Data de publicação: Jun 09, 2014 11:52:49 PM
O Bardo na Brêtema
Por Rudesindo Soutelo (*)
No ano 1973, John Blacking, define a música como um produto do comportamento dos grupos humanos, “seja formal ou informal: é som humanamente organizado”[1].
É certo que o modernismo já iniciara um processo de valorização da arte popular mas o dilema de ‘alta’ e ‘baixa’ cultura continuou referindo-se a herança europeia; o resto das culturas foram etiquetadas como ‘exóticas’. Blacking chamou a atenção para essas “inadequadas e enganosas ferramentas conceptuais” porque “o que precisamos saber é que sons e que tipos de comportamento, nas diferentes sociedades, decidiram chamar de «musicais»”[2].
O etnocentrismo ocidental começou a diluir a sua hegemonia cultural, política e económica, deixando um espaço cada vez maior para as inúmeras sociedades emergentes e culturas diferentes que nos obrigam a repensar a própria organização social e os valores que queremos promover.
Kant foi, no século XVIII, quem alertou de que todo o conhecimento começa com a experiência, mas acrescentou que “embora esta nos diga o que é que existe, não nos diz que tenha que ser necessariamente assim e não de outra maneira”[3]. Para experimentar essas outras formas de conhecimento, o artista ocidental teve de abandonar a sua torre de marfim e sair para a rua, criando os novos mitos que expliquem a ordem do mundo e inspirar confiança à sociedade que integra.
Claude Lévi-Strauss diz que após o humanismo aristocrático do Renascimento e do humanismo burguês, exótico, do século XIX, surge o humanismo democrático que “apela à reconciliação do homem e da natureza, num humanismo generalizado”[4].
O artista, hoje, é um antropólogo social e cultural que desenvolve uma lógica das qualidades sensíveis do som, da cor, do sabor, da textura, do cheiro, e “escolhe, combina ou opõe estas qualidades para transmitir uma mensagem, de alguma forma, codificada”[5]. Nessa lógica, Lévi-Strauss não exclui a convergência do pensamento científico e do pensamento mítico do mundo sensível inerente ao funcionamento do espírito; e Blackinginsiste em que a análise da música na cultura deve ser “sensível ao contexto”[6].
Esse contexto, no mundo ocidental é prioritariamente urbano, onde a natureza se faz burgo e habita em nós.
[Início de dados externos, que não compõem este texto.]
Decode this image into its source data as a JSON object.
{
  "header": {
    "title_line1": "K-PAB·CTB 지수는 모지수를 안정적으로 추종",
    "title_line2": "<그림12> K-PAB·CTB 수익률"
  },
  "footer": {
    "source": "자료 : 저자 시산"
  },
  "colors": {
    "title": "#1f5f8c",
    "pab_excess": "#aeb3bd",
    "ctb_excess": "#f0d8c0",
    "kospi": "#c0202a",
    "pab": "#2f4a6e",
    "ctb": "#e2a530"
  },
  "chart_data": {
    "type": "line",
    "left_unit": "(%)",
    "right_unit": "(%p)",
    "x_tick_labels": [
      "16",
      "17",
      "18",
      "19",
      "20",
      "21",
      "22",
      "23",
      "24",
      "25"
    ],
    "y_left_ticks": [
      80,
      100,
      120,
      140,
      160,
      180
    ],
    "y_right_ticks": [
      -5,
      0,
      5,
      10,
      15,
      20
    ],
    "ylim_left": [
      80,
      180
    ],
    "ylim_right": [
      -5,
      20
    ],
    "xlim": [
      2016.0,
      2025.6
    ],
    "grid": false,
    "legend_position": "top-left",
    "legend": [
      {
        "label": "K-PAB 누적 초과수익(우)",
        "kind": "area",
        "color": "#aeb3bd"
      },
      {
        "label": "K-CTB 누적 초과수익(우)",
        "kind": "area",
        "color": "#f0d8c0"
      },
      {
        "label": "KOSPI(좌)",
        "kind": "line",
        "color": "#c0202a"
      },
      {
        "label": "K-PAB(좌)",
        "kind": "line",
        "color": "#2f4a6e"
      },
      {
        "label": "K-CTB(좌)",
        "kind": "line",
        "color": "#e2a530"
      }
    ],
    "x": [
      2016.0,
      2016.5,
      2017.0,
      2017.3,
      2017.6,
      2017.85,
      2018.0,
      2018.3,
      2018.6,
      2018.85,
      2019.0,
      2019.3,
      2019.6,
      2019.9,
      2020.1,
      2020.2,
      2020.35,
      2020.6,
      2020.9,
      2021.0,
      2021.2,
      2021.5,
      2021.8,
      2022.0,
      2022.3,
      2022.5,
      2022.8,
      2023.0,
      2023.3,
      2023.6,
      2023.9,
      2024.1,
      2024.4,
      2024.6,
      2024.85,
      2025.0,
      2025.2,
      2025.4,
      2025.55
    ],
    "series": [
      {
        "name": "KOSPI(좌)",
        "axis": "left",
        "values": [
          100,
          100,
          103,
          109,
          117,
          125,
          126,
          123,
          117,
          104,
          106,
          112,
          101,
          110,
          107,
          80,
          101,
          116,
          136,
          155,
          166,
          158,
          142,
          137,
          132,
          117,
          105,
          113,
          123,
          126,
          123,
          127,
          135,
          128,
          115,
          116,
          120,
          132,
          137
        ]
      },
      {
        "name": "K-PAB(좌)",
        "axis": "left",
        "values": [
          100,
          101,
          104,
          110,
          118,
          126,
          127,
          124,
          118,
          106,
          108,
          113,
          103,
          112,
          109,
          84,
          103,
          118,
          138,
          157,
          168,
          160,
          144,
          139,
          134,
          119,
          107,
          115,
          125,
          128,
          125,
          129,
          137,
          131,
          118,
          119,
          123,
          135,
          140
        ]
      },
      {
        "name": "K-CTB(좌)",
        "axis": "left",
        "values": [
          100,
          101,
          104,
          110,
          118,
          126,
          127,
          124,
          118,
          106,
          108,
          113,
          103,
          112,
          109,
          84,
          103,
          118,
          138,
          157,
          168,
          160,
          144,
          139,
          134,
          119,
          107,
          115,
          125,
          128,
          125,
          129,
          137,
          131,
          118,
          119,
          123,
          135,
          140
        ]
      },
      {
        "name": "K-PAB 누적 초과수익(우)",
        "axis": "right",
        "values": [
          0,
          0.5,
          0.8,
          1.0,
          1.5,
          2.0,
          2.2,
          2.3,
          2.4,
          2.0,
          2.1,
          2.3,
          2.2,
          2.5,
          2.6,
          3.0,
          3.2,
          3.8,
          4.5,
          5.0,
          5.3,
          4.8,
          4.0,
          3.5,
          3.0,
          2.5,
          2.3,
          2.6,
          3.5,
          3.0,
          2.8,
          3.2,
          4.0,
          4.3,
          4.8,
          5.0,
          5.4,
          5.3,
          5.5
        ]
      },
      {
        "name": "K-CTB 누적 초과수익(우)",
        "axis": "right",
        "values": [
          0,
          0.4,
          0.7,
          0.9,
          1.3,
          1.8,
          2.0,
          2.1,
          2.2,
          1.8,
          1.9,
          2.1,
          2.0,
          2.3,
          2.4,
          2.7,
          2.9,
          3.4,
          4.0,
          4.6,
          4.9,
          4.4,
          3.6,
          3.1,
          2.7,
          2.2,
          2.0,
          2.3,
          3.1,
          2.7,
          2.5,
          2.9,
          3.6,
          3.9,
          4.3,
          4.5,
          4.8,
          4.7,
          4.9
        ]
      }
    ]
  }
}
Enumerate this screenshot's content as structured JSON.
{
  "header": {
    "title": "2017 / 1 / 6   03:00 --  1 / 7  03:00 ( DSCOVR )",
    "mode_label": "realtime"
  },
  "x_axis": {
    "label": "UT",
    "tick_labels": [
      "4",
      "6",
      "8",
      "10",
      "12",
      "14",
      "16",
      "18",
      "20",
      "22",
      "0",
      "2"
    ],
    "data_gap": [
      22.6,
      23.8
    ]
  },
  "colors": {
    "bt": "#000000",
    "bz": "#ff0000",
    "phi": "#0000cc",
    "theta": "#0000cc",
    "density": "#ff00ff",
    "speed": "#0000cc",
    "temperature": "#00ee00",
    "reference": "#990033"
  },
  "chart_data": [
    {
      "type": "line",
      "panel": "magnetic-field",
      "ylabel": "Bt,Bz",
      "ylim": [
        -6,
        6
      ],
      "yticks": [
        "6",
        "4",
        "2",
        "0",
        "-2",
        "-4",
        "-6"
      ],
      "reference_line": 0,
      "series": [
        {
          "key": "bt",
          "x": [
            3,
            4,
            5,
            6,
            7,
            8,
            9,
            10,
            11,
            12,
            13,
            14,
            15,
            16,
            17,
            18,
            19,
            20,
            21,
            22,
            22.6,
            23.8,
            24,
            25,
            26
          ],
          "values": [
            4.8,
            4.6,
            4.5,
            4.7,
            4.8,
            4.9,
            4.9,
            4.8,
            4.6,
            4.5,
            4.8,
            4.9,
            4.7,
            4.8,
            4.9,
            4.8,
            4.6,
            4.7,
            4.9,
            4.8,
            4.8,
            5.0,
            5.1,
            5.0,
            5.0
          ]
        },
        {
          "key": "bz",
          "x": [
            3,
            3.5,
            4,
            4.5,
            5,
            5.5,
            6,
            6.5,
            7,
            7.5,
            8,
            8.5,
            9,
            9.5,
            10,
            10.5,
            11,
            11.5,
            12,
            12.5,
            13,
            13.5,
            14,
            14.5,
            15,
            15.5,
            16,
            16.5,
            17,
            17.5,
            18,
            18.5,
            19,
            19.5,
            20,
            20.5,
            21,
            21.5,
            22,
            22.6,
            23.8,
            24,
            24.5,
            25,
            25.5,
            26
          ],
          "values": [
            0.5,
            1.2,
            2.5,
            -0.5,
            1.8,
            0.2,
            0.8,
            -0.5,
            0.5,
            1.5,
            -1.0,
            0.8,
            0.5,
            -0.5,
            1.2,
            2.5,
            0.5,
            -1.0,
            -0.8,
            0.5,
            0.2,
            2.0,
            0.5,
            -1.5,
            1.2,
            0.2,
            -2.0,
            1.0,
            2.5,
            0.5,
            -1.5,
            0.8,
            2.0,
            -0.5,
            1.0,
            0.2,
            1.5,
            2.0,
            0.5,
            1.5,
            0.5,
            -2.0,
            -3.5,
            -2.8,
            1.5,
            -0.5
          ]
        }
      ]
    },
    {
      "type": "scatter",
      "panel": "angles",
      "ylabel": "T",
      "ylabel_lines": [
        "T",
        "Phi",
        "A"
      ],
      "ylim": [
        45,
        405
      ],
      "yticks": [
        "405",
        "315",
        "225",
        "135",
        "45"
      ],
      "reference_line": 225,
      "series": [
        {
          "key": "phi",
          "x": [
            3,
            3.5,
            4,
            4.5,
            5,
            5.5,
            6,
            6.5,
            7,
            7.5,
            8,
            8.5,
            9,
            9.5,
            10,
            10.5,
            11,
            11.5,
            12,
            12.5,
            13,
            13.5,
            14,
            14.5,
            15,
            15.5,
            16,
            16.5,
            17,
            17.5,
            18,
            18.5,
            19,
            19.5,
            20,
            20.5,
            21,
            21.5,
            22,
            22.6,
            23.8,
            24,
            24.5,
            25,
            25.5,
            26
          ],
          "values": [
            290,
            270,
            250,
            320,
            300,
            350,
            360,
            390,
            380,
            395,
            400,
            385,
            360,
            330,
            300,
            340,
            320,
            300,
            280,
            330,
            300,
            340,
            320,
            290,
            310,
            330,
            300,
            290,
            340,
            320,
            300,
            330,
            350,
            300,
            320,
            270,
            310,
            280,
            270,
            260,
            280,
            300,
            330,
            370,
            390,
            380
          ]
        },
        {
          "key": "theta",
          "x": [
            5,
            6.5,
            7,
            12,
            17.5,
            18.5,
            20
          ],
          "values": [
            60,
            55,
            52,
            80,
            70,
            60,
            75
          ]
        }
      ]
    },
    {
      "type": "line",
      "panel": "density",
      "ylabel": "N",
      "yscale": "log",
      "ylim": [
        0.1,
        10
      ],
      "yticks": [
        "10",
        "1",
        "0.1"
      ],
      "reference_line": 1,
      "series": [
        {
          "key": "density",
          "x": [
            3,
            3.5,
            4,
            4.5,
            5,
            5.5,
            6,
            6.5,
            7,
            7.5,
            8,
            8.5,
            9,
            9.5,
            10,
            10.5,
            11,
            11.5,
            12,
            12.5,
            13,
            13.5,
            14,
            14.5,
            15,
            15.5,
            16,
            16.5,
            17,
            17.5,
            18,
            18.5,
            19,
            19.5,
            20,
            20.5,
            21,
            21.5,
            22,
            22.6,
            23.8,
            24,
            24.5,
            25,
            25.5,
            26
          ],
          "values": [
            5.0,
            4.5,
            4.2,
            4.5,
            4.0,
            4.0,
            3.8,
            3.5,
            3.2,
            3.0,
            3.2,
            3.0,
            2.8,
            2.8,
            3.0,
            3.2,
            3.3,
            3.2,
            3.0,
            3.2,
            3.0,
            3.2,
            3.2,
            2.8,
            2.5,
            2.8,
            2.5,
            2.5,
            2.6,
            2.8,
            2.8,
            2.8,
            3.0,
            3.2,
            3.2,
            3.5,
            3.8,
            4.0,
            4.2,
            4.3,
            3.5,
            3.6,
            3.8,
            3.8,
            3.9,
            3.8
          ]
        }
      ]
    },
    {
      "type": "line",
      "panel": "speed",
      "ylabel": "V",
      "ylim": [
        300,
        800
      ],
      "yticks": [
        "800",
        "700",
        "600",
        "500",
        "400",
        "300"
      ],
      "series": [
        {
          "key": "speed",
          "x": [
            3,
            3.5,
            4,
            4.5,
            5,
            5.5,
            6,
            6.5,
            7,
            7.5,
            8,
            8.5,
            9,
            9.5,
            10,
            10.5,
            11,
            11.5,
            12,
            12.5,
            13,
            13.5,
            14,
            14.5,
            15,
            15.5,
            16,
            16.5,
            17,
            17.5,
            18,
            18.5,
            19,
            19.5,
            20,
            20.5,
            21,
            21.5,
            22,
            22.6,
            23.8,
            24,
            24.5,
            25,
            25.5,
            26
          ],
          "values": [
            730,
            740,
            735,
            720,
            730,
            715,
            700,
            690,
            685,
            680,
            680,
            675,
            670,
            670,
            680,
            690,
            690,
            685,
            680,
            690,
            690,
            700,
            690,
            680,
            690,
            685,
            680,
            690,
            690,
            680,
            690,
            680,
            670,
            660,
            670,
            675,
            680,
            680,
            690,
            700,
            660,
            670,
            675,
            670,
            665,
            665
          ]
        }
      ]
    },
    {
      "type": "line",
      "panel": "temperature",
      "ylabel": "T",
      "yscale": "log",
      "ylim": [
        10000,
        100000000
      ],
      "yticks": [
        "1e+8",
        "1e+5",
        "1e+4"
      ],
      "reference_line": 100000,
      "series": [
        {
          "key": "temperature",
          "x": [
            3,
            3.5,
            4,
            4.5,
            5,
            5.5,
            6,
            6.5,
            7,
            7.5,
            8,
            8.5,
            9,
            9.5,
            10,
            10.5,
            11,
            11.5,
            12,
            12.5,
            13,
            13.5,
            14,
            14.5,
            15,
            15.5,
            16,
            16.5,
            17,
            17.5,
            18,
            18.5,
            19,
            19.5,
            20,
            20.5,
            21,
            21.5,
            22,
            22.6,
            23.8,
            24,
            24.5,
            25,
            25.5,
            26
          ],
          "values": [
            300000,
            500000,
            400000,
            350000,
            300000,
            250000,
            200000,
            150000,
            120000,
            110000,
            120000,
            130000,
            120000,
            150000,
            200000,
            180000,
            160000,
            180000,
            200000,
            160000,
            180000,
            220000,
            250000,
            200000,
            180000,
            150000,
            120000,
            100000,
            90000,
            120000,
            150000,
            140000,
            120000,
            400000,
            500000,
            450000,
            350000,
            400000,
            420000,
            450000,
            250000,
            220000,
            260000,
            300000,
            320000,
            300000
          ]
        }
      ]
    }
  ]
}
Reconciliados com a cidade, podemos humanizá-la com uma nova mitologia que reduza a voracidade do cartesianismo financeiro.
Diz Arnold Schoenberg que “a ordem não vem exigida pelo objeto, mas pelo sujeito” e “quando se compreende, procuram-se as razões, encontra-se a ordem, percebe-se a clareza”[7].
O pensamento sensível da sociedade, encabeçado pelos artistas, será o artífice de um burgo sustentável, de uma cidade inteligente.
(*) da Academia Galega da Língua Portuguesa.
Compositor e Mestre em Educação Artística.
© 2013 by Rudesindo Soutelo
(Vila Praia de Âncora: 30-XII-2013)
Este texto, redigido originalmente em castelhano, foi escrito para folha de sala duma exposição de Ricardo Brito no México com o título “C. I. Burgo”... (cidade inteligente).
[1] Blacking, J. (2010). Hay música en el hombre? (J. Ayats, Trad.) Madrid: Alianza Editorial, p. 38.
[2] Ibid. p. 31.
[3] Kant, I. (1990). Crítica de la Razón Pura. (P. Ribas, & J. Llinares, Trads.) València: Universitat de València, p. 44.
[4] Lévi-Strauss, C. (2012). A Antropologia Face aos Problemas do Mundo Moderno. (P. Vidal, Trad.) Lisboa: Círculo de Leitores, p. 63-64.
[5] Ibid. p. 128.
[6] Blacking, J. op. cit. p. 47.
[7] Schoenberg, A. (2001). Harmonia. (M. Maluf, Trad.) São Paulo: UNESP, p. 72-73.